The harm of abortion restrictions is the reason why mass medical societies oppose them. Examples include American College of Obstetrics and Gynecologyon Maternal Fetal Medicine Societyon American Academy of Pediatricson American Psychiatric Association and on American Academy of Family Physicians. IN American Medical Association expressed opposition to the most restrictive laws. These are not radical marginal organizations, but groups made up of doctors who live in your community and take care of you every day.

Technology has continued to advance since initial abortion decisions in 1973 and 1992. New techniques in medical and surgical abortions continue to reduce the already low complication rate. Home pregnancy tests are becoming more sensitive, allowing people to recognize pregnancies without visiting a doctor. Diagnostic techniques in ultrasound and genetics have expanded exponentially, allowing the detection of complications that would not have been known until after birth in 1973.

As we face the onset of state legislation against abortion, we must be prepared with an idea of ​​how best to balance the scales in order to offer the greatest benefit with the least harm. In my opinion, as a doctor who has dedicated her career to helping pregnant women and babies have the best results, the best way to do this is to remove all restrictions on abortion. This is not an extreme position.

While some people may conclude that it is appropriate to limit abortions after a certain point in pregnancy and to limit the reasons for termination of pregnancy, pregnancy is one of the most complex biological processes – and thus the ways in which it can confused, are innumerable and complex. The decisions a person makes with their doctor require nuanced consideration of individual values ​​and circumstances, rather than a general approach that may be legitimate; this was part of the dispute in Rowe vs. Wade.
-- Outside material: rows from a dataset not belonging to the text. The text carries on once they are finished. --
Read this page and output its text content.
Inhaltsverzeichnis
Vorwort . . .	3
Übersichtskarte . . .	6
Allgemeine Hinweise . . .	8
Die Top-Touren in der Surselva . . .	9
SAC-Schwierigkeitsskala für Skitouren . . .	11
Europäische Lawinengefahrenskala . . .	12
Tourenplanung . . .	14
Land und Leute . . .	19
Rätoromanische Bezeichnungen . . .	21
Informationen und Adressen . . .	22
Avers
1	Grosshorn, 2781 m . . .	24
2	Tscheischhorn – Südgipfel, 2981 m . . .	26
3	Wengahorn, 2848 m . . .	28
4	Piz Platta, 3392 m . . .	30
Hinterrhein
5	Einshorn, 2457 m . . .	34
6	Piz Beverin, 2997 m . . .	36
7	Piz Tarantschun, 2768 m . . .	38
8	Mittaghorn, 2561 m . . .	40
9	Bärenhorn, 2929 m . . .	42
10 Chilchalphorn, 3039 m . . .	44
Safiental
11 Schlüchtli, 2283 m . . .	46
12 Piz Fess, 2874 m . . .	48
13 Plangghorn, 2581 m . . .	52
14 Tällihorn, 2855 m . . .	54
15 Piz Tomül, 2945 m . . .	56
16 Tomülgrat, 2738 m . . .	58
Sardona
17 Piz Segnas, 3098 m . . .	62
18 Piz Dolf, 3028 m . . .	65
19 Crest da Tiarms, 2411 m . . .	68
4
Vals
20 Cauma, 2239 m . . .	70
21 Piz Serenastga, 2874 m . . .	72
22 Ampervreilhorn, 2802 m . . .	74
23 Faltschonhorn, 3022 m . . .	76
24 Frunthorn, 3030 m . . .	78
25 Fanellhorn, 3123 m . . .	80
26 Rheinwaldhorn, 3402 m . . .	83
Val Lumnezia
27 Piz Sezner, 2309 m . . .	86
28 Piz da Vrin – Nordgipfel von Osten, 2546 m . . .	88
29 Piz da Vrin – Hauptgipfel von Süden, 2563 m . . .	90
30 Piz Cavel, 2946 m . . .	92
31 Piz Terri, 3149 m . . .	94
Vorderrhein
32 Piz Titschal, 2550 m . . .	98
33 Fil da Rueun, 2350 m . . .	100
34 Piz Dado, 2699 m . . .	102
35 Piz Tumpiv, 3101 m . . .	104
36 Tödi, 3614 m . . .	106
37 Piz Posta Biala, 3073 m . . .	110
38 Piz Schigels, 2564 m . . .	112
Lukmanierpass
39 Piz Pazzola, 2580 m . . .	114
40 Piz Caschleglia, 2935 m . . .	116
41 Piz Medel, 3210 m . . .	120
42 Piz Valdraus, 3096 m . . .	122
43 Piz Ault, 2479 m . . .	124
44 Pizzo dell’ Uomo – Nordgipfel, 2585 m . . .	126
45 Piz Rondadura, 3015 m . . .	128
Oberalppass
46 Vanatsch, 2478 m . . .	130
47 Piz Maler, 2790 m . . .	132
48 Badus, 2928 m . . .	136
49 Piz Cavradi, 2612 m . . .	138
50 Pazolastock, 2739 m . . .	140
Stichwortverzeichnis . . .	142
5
Even the concept of “viability” on which SCOTUS bases previous solutions is vague and dynamic as a consequence of the evolving nature of medicine. The probability of each fetus surviving outside the uterus as a newborn is an assessment based on many factors. In addition, as technology advances, forecasts will change. Viability is a poor legal standard. If Judge Samuel Alito did the right thing in the past opinion, it was to abandon vitality as a benchmark.

Dogmatic laws presuppose security, which rarely exists in the realities of clinical medicine. They fail to take into account the range of predictions that characterize many conditions, as well as how the complexity of psychosocial circumstances, mental health, and differences in access to care affect a person’s health outcomes. Legislators cannot legitimize every circumstance or exception that must exist in order to prevent sometimes significant harm and / or suffering. Biology constantly surprises us.
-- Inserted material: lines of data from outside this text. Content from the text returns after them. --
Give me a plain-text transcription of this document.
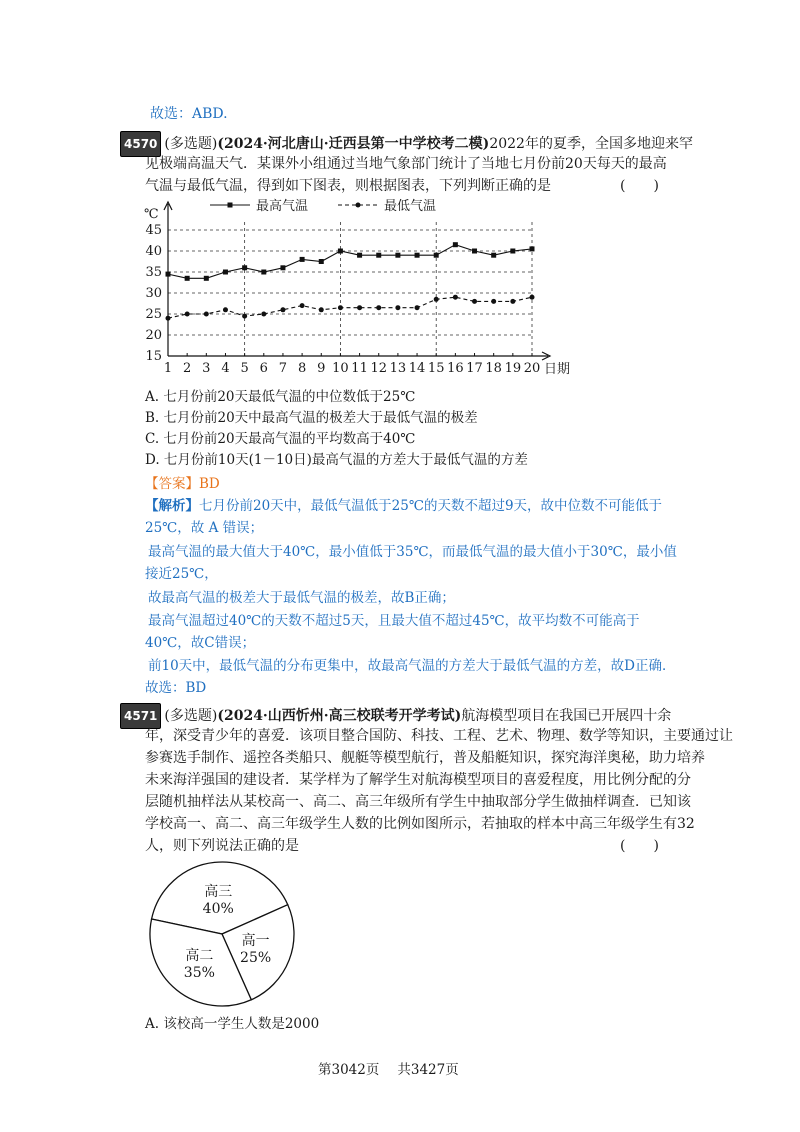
故选：ABD.
4570 (多选题)(2024·河北唐山·迁西县第一中学校考二模)2022年的夏季，全国多地迎来罕
见极端高温天气．某课外小组通过当地气象部门统计了当地七月份前20天每天的最高
气温与最低气温，得到如下图表，则根据图表，下列判断正确的是	(　　)
15
20
25
30
35
40
45
℃
日期
1 2 3 4 5 6 7 8 9 10 11 12 13 14 15 16 17 18 19 20
最高气温	最低气温
A. 七月份前20天最低气温的中位数低于25℃
B. 七月份前20天中最高气温的极差大于最低气温的极差
C. 七月份前20天最高气温的平均数高于40℃
D. 七月份前10天(1－10日)最高气温的方差大于最低气温的方差
【答案】BD
【解析】七月份前20天中，最低气温低于25℃的天数不超过9天，故中位数不可能低于
25℃，故 A 错误；
最高气温的最大值大于40℃，最小值低于35℃，而最低气温的最大值小于30℃，最小值
接近25℃，
故最高气温的极差大于最低气温的极差，故B正确；
最高气温超过40℃的天数不超过5天，且最大值不超过45℃，故平均数不可能高于
40℃，故C错误；
前10天中，最低气温的分布更集中，故最高气温的方差大于最低气温的方差，故D正确．
故选：BD
4571 (多选题)(2024·山西忻州·高三校联考开学考试)航海模型项目在我国已开展四十余
年，深受青少年的喜爱．该项目整合国防、科技、工程、艺术、物理、数学等知识，主要通过让
参赛选手制作、遥控各类船只、舰艇等模型航行，普及船艇知识，探究海洋奥秘，助力培养
未来海洋强国的建设者．某学样为了解学生对航海模型项目的喜爱程度，用比例分配的分
层随机抽样法从某校高一、高二、高三年级所有学生中抽取部分学生做抽样调查．已知该
学校高一、高二、高三年级学生人数的比例如图所示，若抽取的样本中高三年级学生有32
人，则下列说法正确的是	(　　)
高三
40%
高一
25%
高二
35%
A. 该校高一学生人数是2000
第3042页 共3427页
Once abortion restrictions are removed, we need to remove other barriers to care. Like the others described, not only laws restrict choice. It doesn’t help that abortion is legal if you can’t afford it, you can’t get a break, you don’t have transportation, or countless other systemic restrictions. IN Hyde’s fixwhich prohibits federally funded insurance such as Medicaid from covering abortions must sink without bubbles. Unnecessary FDA restrictions on mifepristone, a common and safe abortion, should also be lifted. We need to support and encourage the many excellent organizations that help people gain access to care and remove barriers. Finally, because reproductive choice is a matter of choice, we need support systems for people who decide to stay pregnant and / or parents. None of the above requires a decision of the Supreme Court. Many of them could and should be enacted by Congress or enforced by executive order.
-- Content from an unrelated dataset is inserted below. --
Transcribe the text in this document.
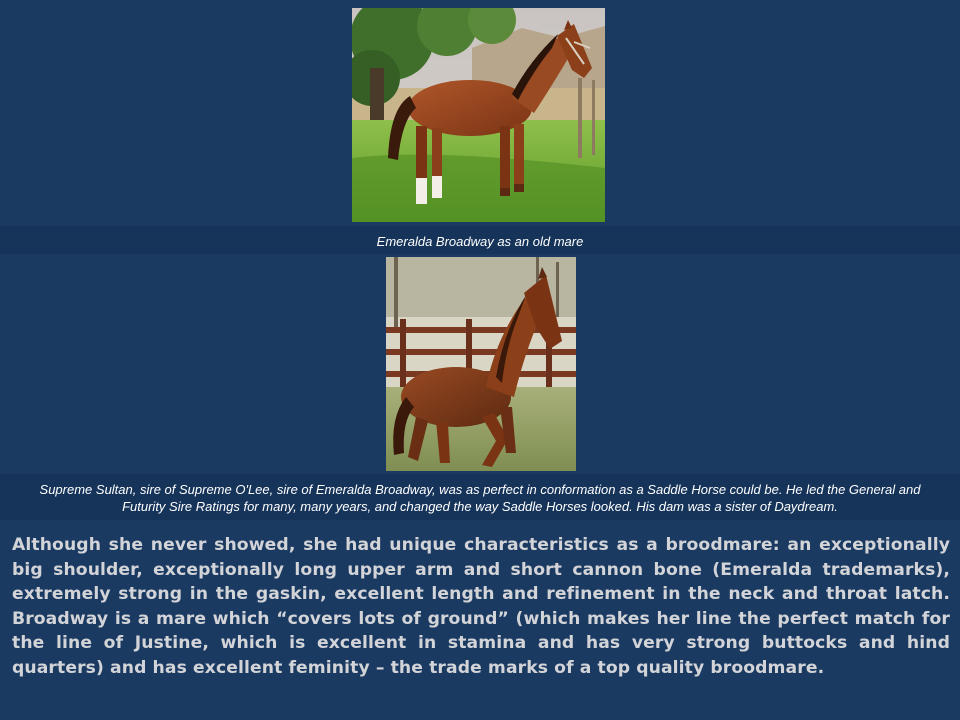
Emeralda Broadway as an old mare
Supreme Sultan, sire of Supreme O'Lee, sire of Emeralda Broadway, was as perfect in conformation as a Saddle Horse could be. He led the General and Futurity Sire Ratings for many, many years, and changed the way Saddle Horses looked. His dam was a sister of Daydream.
Although she never showed, she had unique characteristics as a broodmare: an exceptionally big shoulder, exceptionally long upper arm and short cannon bone (Emeralda trademarks), extremely strong in the gaskin, excellent length and refinement in the neck and throat latch. Broadway is a mare which “covers lots of ground” (which makes her line the perfect match for the line of Justine, which is excellent in stamina and has very strong buttocks and hind quarters) and has excellent feminity – the trade marks of a top quality broodmare.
In addition to its scale, Lady Justice holds a double-edged sword. She wears a blindfold. It seems that our Supreme Court will not use this sword responsibly in relation to abortion, and the bandages that some of the judges wear regarding the autonomy of the body must be removed. The work of preserving abortion rights belongs to everyone – not just people who can get pregnant. My patients deserve to make decisions about their bodies without ideological interference. And you too.